I think last post I was ranting about the appalling behaviour of the tourists towards the monks, and I have had my view of the situation confirmed. I was speaking to an Australian lady not an hour ago who has lived in Lao almost continuously since the early 70's. She was telling me that the behaviour had become so bad that the senior monks got together and decided, much as they were reluctant to do so, that the Tak Bat should be stopped. Apparently they were told in no uncertain terms by the Government that they would continue to walk as it was a tourist attraction and they wanted the tourist dollar. I find this almost as reprehensible as the actions of the tourists themselves. Right, I really must get off my high horse now.

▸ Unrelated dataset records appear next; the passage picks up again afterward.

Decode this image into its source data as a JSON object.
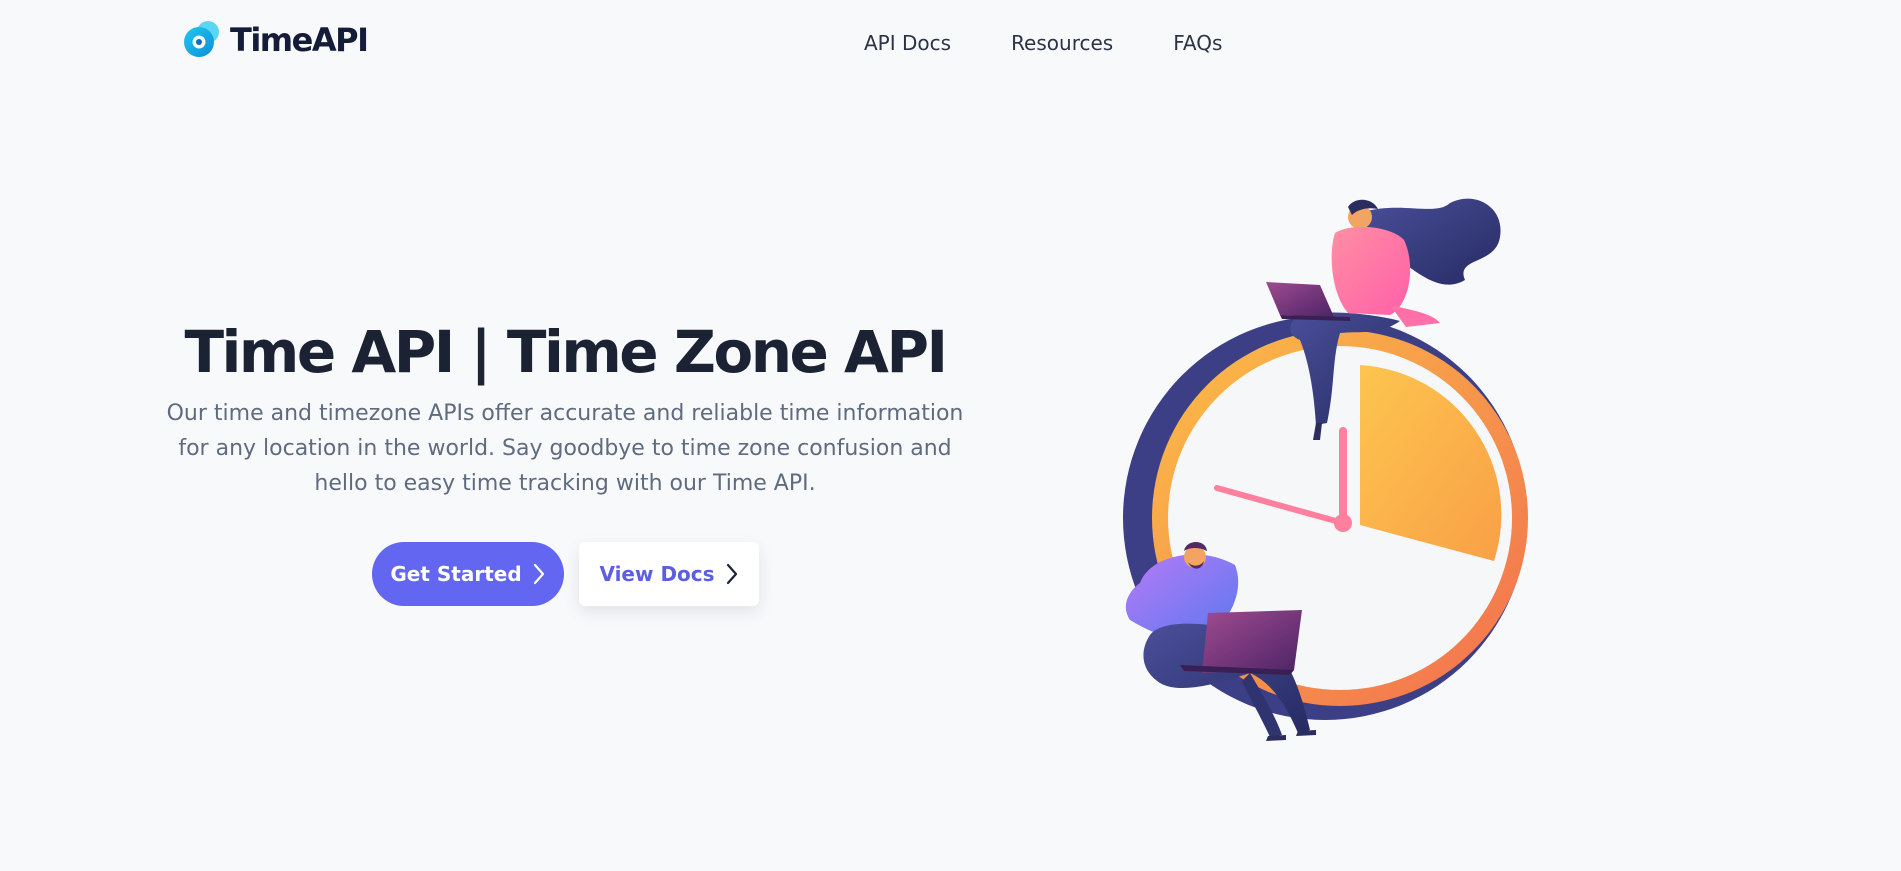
{
  "brand": {
    "name": "TimeAPI"
  },
  "nav": {
    "items": [
      {
        "label": "API Docs"
      },
      {
        "label": "Resources"
      },
      {
        "label": "FAQs"
      }
    ]
  },
  "hero": {
    "title": "Time API | Time Zone API",
    "description": "Our time and timezone APIs offer accurate and reliable time information for any location in the world. Say goodbye to time zone confusion and hello to easy time tracking with our Time API.",
    "primary_button": {
      "label": "Get Started",
      "icon": "chevron-right-icon"
    },
    "secondary_button": {
      "label": "View Docs",
      "icon": "chevron-right-icon"
    }
  },
  "colors": {
    "background": "#f8f9fb",
    "accent": "#6366f1",
    "title": "#1b2233",
    "body_text": "#5f6b7e",
    "clock_ring": "#f7a940",
    "clock_shadow": "#3c3f85"
  },
  "illustration": {
    "subject": "clock-with-people-illustration"
  }
}
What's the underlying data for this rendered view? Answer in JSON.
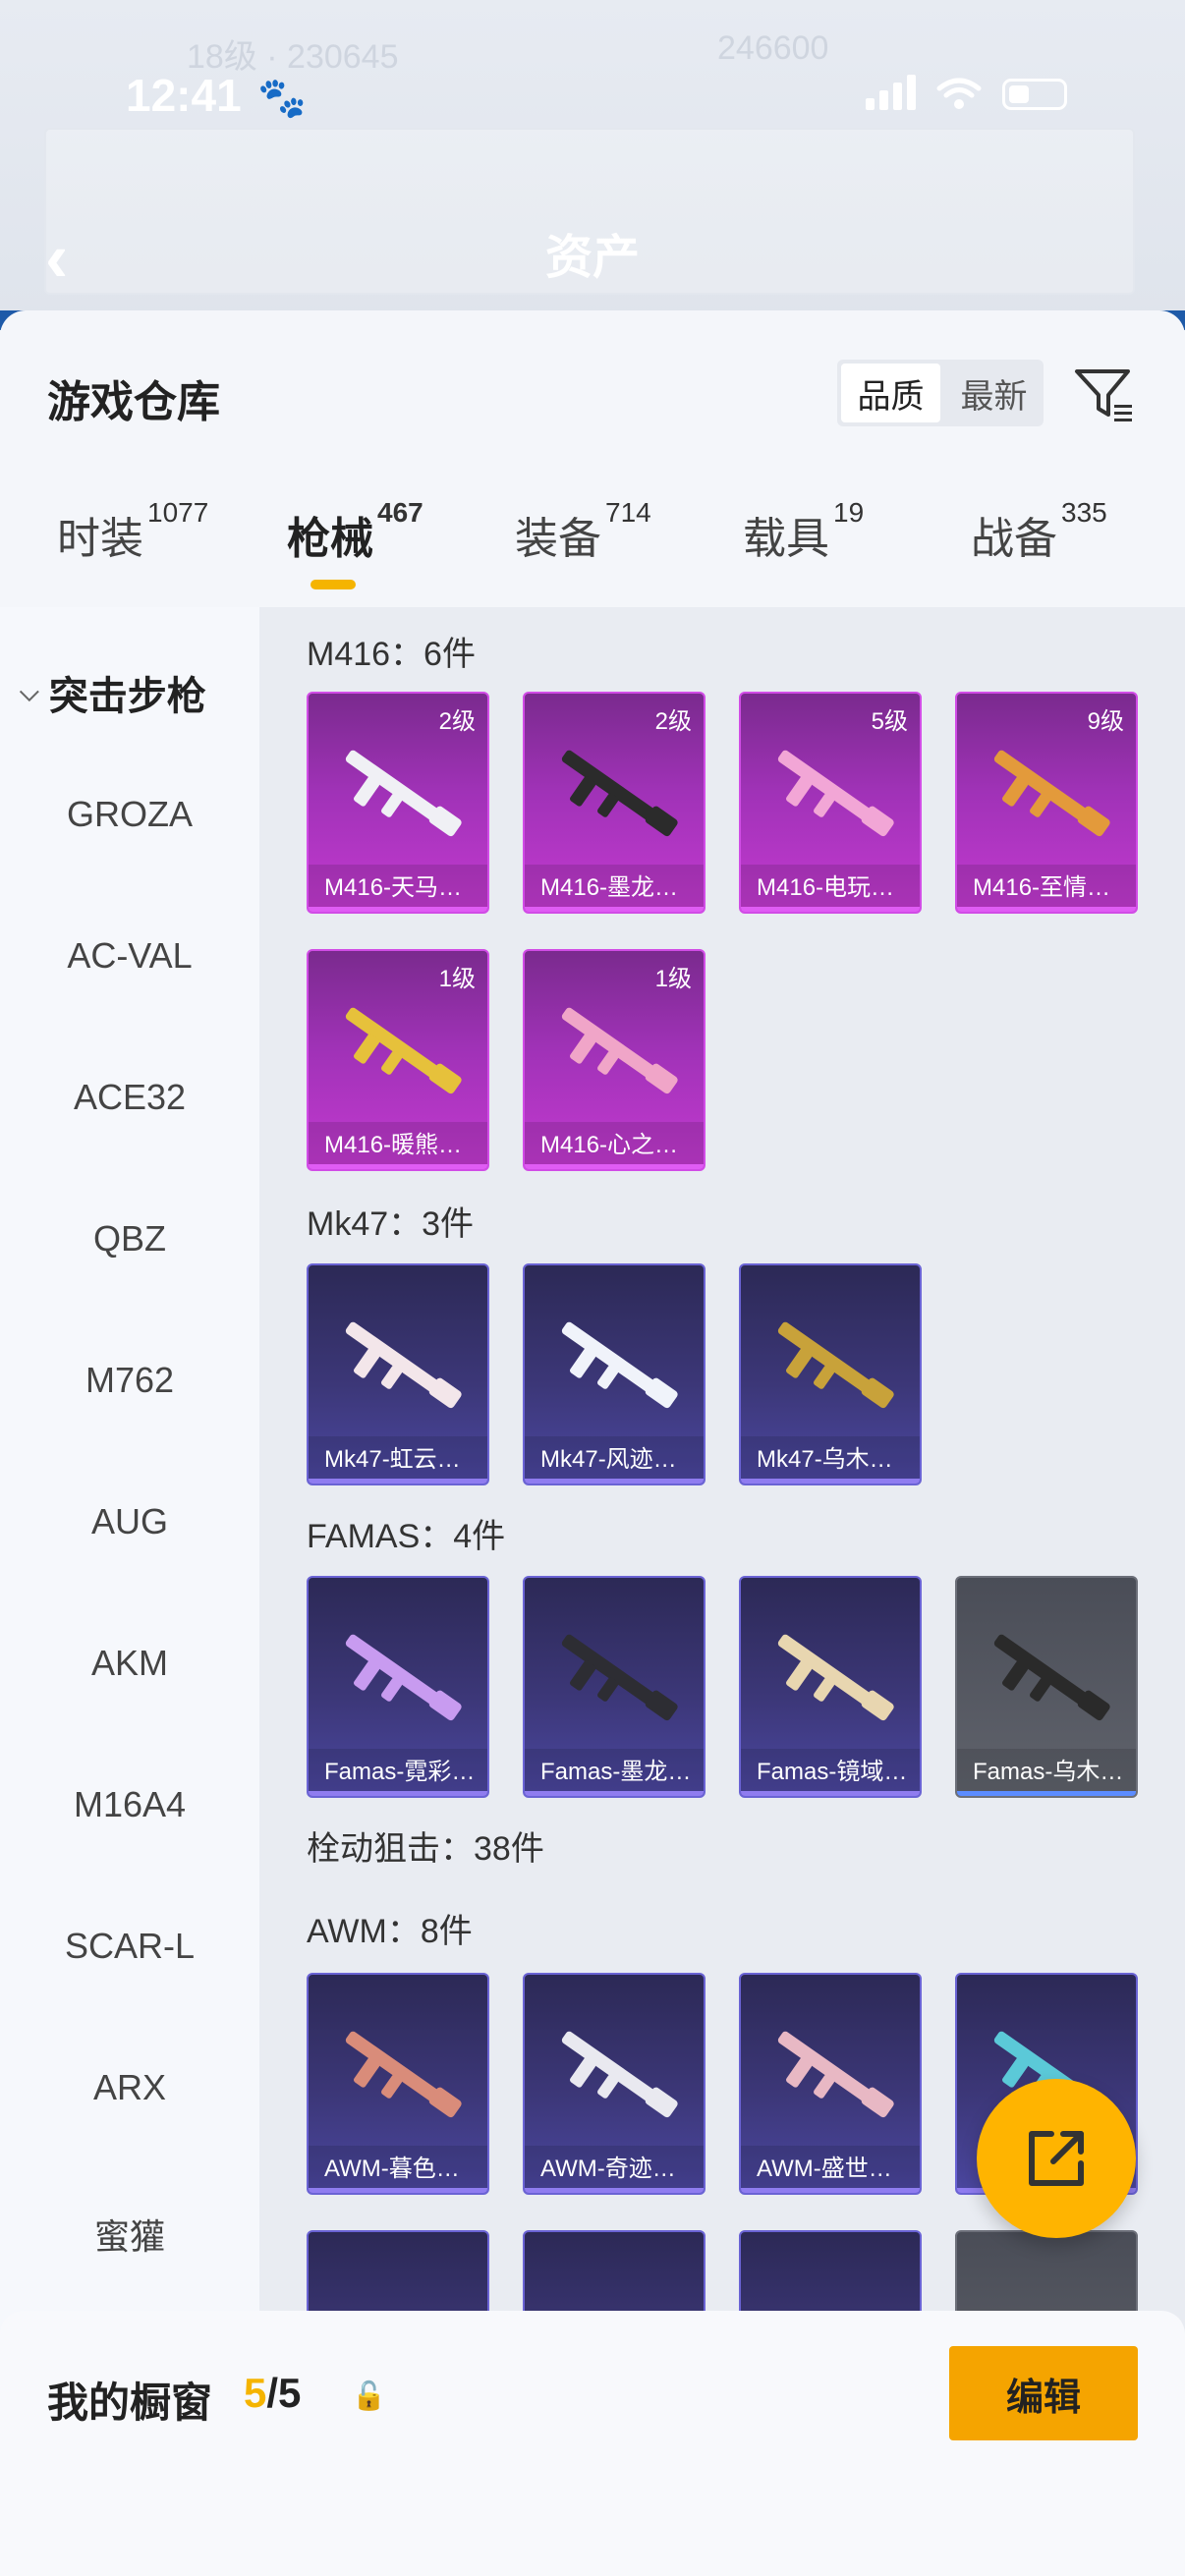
{
  "status": {
    "time": "12:41"
  },
  "header": {
    "title": "资产"
  },
  "sheet": {
    "title": "游戏仓库",
    "sort": {
      "quality": "品质",
      "latest": "最新"
    },
    "tabs": [
      {
        "label": "时装",
        "count": "1077"
      },
      {
        "label": "枪械",
        "count": "467"
      },
      {
        "label": "装备",
        "count": "714"
      },
      {
        "label": "载具",
        "count": "19"
      },
      {
        "label": "战备",
        "count": "335"
      }
    ]
  },
  "sidebar": {
    "category": "突击步枪",
    "items": [
      "GROZA",
      "AC-VAL",
      "ACE32",
      "QBZ",
      "M762",
      "AUG",
      "AKM",
      "M16A4",
      "SCAR-L",
      "ARX",
      "蜜獾"
    ]
  },
  "sections": {
    "m416": "M416：6件",
    "mk47": "Mk47：3件",
    "famas": "FAMAS：4件",
    "bolt": "栓动狙击：38件",
    "awm": "AWM：8件"
  },
  "cards": {
    "m416": [
      {
        "name": "M416-天马…",
        "level": "2级"
      },
      {
        "name": "M416-墨龙…",
        "level": "2级"
      },
      {
        "name": "M416-电玩…",
        "level": "5级"
      },
      {
        "name": "M416-至情…",
        "level": "9级"
      },
      {
        "name": "M416-暖熊…",
        "level": "1级"
      },
      {
        "name": "M416-心之…",
        "level": "1级"
      }
    ],
    "mk47": [
      {
        "name": "Mk47-虹云…"
      },
      {
        "name": "Mk47-风迹…"
      },
      {
        "name": "Mk47-乌木…"
      }
    ],
    "famas": [
      {
        "name": "Famas-霓彩…"
      },
      {
        "name": "Famas-墨龙…"
      },
      {
        "name": "Famas-镜域…"
      },
      {
        "name": "Famas-乌木…"
      }
    ],
    "awm": [
      {
        "name": "AWM-暮色…"
      },
      {
        "name": "AWM-奇迹…"
      },
      {
        "name": "AWM-盛世…"
      }
    ]
  },
  "showcase": {
    "title": "我的橱窗",
    "current": "5",
    "sep": "/",
    "total": "5",
    "edit_label": "编辑"
  },
  "colors": {
    "accent": "#f5b400",
    "pink_card": "#c33ad0",
    "purple_card": "#3c3778",
    "gray_card": "#60636c"
  },
  "icons": [
    "back-arrow-icon",
    "filter-icon",
    "share-icon",
    "lock-icon",
    "chevron-down-icon"
  ]
}
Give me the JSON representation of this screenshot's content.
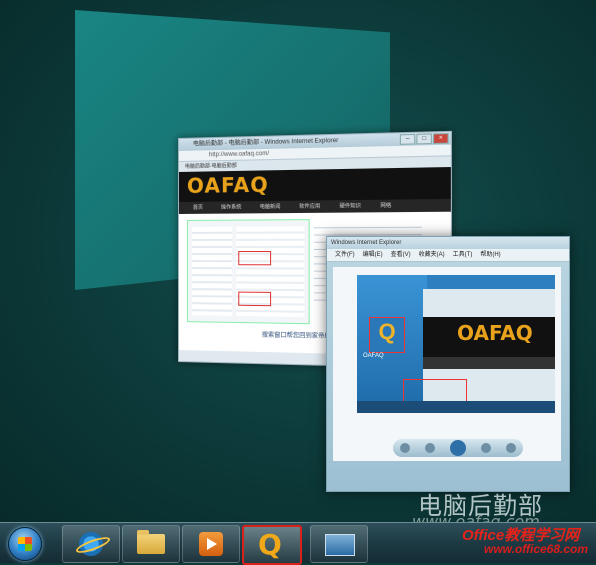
{
  "flip3d": {
    "ie_window": {
      "title": "电脑后勤部 - 电脑后勤部 - Windows Internet Explorer",
      "address": "http://www.oafaq.com/",
      "tab": "电脑后勤部-电脑后勤部",
      "logo": "OAFAQ",
      "nav": [
        "首页",
        "操作系统",
        "电脑新闻",
        "软件应用",
        "硬件知识",
        "网络",
        "其它"
      ],
      "caption": "搜索窗口帮您回到家帝助助"
    },
    "viewer_window": {
      "title": "Windows Internet Explorer",
      "menu": [
        "文件(F)",
        "编辑(E)",
        "查看(V)",
        "收藏夹(A)",
        "工具(T)",
        "帮助(H)"
      ],
      "inner_logo": "OAFAQ",
      "inner_app_label": "OAFAQ"
    }
  },
  "watermark": {
    "chinese": "电脑后勤部",
    "url": "www.oafaq.com"
  },
  "brand": {
    "name": "Office教程学习网",
    "url": "www.office68.com"
  },
  "taskbar": {
    "buttons": [
      {
        "name": "internet-explorer",
        "active": false
      },
      {
        "name": "windows-explorer",
        "active": false
      },
      {
        "name": "media-player",
        "active": false
      },
      {
        "name": "oafaq-app",
        "active": true
      },
      {
        "name": "switch-windows",
        "active": false
      }
    ],
    "active_border_color": "#d8211a"
  },
  "colors": {
    "desktop": "#0e3a3a",
    "blank_window": "#1a8a88",
    "logo": "#e8a21c"
  }
}
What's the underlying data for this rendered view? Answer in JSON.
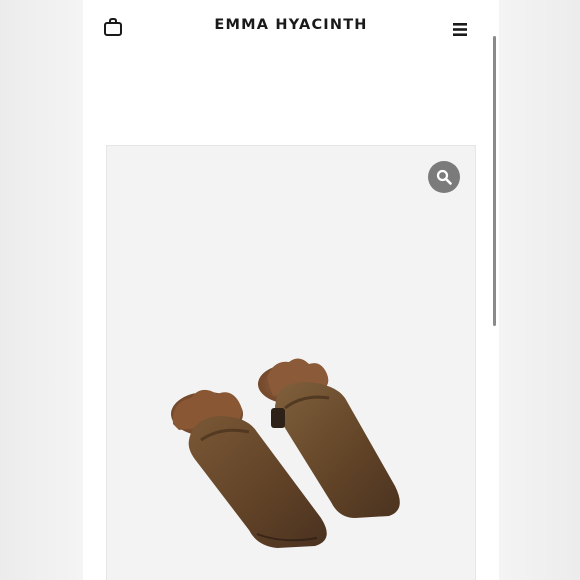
{
  "header": {
    "brand": "EMMA HYACINTH",
    "bag_icon": "shopping-bag-icon",
    "menu_icon": "hamburger-menu-icon"
  },
  "product": {
    "zoom_icon": "magnifier-icon",
    "image": "brown-leather-mules-with-fur-trim"
  },
  "colors": {
    "zoom_button": "#7b7b7b",
    "leather": "#6b4a2e",
    "fur": "#8a5a3a",
    "image_background": "#f3f3f4"
  }
}
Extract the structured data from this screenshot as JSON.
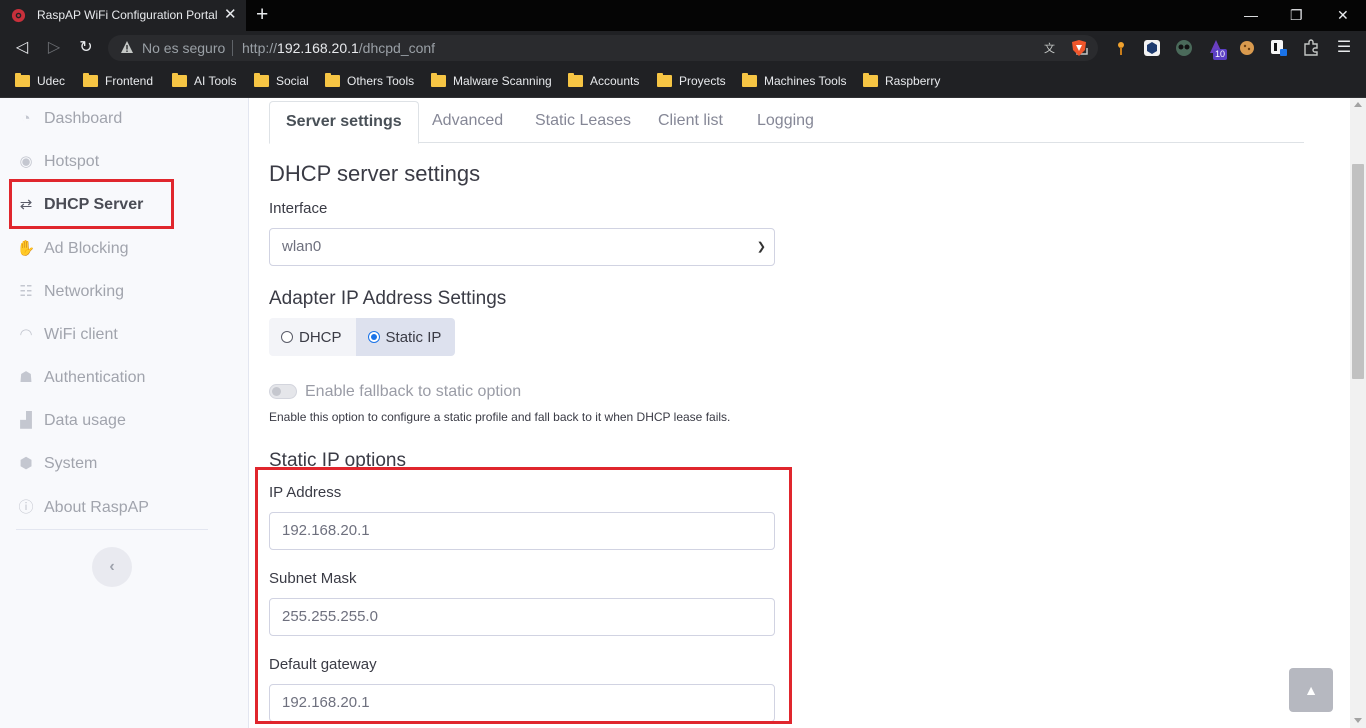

After that debacle, I went back to the guesthouse, had a small doze, then got up again ready to face the world. I decided I needed to spread my wings a bit so I decided to hire a motorbike. The standard Honda 100cc was on offer at a place near where I stay. What a heap. 71,000 kilometres on the clock (and Heaven knows how many more not on it), it didn't idle properly which is tricky on a semi-auto and the brakes were soggier than an Irish Ferbruary. That was the pick of the bunch, so it would have to do.

Off I headed along Highway 13 to see the famous caves at Pak Ou. The highway itself was OK, but the last 11 km to Ban Pak Ou (literally village at the mouth of the Ou) were pretty amusing. An unpaved road with some quite steep inclines and declines with sharp bends. All of this is easy enough to handle but what caused the real bother was the other traffic. Jeep and minivan drivers ferrying their loads of tourists driving like complete lunatics and kicking up choking dust. I had to resort to the old bandana over the face trick. I must have looked a bit like Billy the Kid although I suppose the image was somewhat ruined by the baby pink helmet they had given me. The helmet would have been about as useful as a politician in a crisis had I had an accident. The strap did not fasten and, at anything over about 25mph the wind got under it and started to lift it off my head. I had to resort to the expedient of gripping the loose strap in my teeth. What a bloody performance.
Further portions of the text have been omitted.